- Church: Church of Sweden
- Diocese: Diocese of Skara
- In office: 1789–1828

Personal details
- Born: 15 December 1744 Gladsax Parish, Scania, Sweden
- Died: 15 August 1828 (aged 83) Skara, Sweden

= Thure Weidman =

Swedish professor and bishop (1744–1828)

Thure Weidman (15 December 1744 – 15 August 1828) was a Swedish academic and clergyman who was a professor at Lund University and bishop of the Diocese of Skara.

== Biography ==
Weidman was born in Gladsax Parish, Scania. He began his studies in Lund in 1756, received his master's degree in philosophy with high honors in 1766, was hired the same year as a library instructor and was appointed as docent in 1767 in literary history and later in ethics. He became an adjunct in 1771 in Oriental languages and Greek at Lund University and was promoted to the role of professor in the same subjects in 1776. Three years later he was transferred to a professorship in the theological faculty and held the chair until being appointed to bishop of the Diocese of Skara in May 1789. He served as bishop until 1828. His writings are confined almost exclusively to dissertations on theological and philological content.

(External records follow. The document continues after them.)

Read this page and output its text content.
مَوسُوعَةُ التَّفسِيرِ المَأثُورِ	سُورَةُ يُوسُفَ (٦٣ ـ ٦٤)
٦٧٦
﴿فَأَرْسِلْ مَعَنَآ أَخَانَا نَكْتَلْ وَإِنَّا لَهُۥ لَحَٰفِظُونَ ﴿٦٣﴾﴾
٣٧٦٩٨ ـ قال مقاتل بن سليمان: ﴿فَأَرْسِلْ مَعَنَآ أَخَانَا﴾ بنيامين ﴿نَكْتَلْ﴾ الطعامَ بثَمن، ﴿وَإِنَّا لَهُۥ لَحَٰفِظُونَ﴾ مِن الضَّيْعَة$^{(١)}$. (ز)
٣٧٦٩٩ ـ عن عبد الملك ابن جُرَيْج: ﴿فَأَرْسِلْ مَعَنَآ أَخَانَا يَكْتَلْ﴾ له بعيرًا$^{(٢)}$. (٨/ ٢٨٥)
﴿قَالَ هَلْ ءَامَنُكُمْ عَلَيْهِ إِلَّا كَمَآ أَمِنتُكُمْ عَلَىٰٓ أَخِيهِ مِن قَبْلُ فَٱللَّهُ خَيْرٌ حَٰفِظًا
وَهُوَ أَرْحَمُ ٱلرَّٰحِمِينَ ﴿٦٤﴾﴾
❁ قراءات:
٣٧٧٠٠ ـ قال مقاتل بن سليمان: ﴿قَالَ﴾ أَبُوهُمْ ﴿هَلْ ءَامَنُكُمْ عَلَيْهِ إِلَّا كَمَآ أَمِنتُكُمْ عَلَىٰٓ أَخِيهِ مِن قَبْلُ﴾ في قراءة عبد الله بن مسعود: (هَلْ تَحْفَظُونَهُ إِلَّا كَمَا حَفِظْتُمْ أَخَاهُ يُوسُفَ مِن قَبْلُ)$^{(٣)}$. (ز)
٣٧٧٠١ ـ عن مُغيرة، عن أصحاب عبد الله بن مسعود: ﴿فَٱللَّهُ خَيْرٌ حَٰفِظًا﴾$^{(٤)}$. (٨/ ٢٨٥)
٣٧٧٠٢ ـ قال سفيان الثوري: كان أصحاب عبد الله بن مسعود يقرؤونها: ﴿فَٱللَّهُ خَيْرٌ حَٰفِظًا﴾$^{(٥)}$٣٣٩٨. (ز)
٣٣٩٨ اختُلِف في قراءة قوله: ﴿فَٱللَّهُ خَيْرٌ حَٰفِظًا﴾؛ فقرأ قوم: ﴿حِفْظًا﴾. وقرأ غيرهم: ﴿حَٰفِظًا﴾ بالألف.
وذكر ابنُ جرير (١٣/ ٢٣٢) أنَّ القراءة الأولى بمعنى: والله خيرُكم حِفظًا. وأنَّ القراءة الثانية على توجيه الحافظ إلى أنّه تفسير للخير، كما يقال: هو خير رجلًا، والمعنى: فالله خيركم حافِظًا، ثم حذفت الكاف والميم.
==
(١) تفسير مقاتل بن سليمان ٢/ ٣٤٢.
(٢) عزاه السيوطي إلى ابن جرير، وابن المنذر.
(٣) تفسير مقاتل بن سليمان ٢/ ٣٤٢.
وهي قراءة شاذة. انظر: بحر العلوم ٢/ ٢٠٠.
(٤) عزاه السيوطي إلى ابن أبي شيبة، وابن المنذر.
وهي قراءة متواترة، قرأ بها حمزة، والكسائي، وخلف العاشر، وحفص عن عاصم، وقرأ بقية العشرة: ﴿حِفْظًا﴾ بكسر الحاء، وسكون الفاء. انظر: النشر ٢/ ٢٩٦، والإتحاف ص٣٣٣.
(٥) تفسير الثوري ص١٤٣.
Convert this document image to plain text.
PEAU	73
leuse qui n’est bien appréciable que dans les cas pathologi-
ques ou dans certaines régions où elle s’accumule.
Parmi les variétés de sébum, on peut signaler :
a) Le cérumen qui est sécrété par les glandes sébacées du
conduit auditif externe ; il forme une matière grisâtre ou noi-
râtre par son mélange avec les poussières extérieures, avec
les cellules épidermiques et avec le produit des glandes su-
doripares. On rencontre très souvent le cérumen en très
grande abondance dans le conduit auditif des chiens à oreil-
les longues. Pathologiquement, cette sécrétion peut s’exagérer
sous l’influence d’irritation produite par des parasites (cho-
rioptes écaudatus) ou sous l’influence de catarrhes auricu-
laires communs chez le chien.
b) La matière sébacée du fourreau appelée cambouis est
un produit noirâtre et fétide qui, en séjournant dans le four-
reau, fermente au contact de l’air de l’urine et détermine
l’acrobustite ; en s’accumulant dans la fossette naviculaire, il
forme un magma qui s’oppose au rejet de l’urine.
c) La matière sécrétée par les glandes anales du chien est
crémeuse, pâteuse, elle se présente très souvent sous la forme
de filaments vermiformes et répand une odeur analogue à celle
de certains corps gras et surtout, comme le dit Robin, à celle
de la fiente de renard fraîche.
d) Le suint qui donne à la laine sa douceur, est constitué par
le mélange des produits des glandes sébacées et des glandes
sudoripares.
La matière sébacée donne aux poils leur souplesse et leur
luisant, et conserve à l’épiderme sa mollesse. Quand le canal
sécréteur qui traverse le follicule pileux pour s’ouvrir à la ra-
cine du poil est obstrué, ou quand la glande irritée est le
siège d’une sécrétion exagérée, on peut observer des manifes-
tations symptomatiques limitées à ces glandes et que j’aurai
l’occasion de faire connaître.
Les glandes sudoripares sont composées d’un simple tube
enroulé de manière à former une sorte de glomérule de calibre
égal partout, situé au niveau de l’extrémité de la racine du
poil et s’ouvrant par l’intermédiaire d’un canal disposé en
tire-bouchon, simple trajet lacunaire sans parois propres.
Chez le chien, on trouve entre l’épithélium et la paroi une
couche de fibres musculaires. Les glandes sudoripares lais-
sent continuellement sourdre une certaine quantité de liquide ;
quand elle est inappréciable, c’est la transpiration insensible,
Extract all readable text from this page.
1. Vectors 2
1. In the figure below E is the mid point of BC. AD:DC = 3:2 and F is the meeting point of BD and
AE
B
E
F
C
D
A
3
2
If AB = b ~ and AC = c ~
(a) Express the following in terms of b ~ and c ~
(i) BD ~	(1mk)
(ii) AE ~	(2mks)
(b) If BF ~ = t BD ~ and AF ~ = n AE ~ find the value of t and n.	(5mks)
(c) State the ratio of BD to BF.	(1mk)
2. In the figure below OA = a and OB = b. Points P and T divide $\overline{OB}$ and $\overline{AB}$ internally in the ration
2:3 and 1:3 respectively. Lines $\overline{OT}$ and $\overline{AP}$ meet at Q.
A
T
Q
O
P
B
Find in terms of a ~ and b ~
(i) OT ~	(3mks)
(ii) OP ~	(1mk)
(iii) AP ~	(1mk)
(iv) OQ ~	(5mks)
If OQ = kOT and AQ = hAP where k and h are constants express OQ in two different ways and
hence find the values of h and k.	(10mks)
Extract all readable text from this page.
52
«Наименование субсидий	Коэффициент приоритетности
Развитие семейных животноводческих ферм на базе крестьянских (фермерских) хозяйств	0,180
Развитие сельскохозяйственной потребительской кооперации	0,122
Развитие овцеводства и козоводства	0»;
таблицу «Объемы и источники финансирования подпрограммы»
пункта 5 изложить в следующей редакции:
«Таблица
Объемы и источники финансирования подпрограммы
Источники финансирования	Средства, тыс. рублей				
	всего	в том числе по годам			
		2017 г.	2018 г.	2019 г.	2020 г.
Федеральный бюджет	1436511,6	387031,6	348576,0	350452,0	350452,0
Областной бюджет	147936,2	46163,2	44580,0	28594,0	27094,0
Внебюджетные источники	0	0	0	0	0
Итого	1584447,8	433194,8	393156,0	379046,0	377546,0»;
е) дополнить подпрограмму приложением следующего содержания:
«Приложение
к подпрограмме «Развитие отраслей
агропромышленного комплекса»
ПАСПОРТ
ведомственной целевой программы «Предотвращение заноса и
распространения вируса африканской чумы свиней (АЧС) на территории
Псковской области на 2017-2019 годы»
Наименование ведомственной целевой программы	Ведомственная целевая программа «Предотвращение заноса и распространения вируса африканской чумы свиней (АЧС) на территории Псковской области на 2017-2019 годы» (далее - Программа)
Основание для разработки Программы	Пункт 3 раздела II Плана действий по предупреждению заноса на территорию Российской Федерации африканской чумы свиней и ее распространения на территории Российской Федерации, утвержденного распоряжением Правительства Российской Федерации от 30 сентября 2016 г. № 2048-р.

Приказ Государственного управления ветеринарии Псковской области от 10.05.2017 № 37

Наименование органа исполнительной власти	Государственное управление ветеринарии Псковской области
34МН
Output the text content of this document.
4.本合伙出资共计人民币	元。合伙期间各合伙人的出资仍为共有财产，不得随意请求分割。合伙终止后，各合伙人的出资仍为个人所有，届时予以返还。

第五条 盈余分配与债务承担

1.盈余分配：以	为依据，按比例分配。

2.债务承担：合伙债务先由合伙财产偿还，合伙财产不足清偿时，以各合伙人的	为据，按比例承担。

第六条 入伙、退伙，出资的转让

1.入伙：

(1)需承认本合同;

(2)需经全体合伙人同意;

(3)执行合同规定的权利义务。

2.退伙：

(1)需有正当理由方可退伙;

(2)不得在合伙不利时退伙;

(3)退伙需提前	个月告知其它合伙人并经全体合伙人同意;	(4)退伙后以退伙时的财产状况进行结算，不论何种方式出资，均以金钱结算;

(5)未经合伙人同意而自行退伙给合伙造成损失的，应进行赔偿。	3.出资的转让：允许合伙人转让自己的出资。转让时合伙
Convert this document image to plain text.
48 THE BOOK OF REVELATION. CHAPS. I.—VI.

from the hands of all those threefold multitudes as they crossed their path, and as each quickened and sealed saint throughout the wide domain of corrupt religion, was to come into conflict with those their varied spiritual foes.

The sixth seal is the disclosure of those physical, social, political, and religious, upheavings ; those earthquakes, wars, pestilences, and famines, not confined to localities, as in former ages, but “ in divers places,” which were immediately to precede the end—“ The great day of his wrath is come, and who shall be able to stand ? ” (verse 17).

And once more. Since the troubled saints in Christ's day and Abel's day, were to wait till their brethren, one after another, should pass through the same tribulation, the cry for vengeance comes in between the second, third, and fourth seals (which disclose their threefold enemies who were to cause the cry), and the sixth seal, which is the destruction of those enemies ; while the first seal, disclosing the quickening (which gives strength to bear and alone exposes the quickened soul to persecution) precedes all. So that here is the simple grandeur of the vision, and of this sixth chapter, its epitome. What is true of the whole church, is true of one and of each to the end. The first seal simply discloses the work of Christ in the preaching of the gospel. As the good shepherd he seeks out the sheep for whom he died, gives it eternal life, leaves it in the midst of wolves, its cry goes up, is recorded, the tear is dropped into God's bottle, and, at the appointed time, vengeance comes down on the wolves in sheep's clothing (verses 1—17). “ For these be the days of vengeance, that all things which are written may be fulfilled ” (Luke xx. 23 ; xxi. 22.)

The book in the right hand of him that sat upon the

Weidman was inspektor of Blekingska Nation at Lund University from 1787 to 1789, succeeding Sven Lagerbring.

He died in Skara in 1828.

== Family ==
Weidman married Inga Lovisa von Celse (1755–1811), daughter of his friend and fellow bishop Olof Celsius the Younger. Their children were ennobled with the name Lagerheim in 1805. Weidman's siblings included priest Pehr Gottfrid Weidman, mayor Lars Johan Weidman, and Olaf Elias Weidman, who was later knighted and took the surname Lagerheim.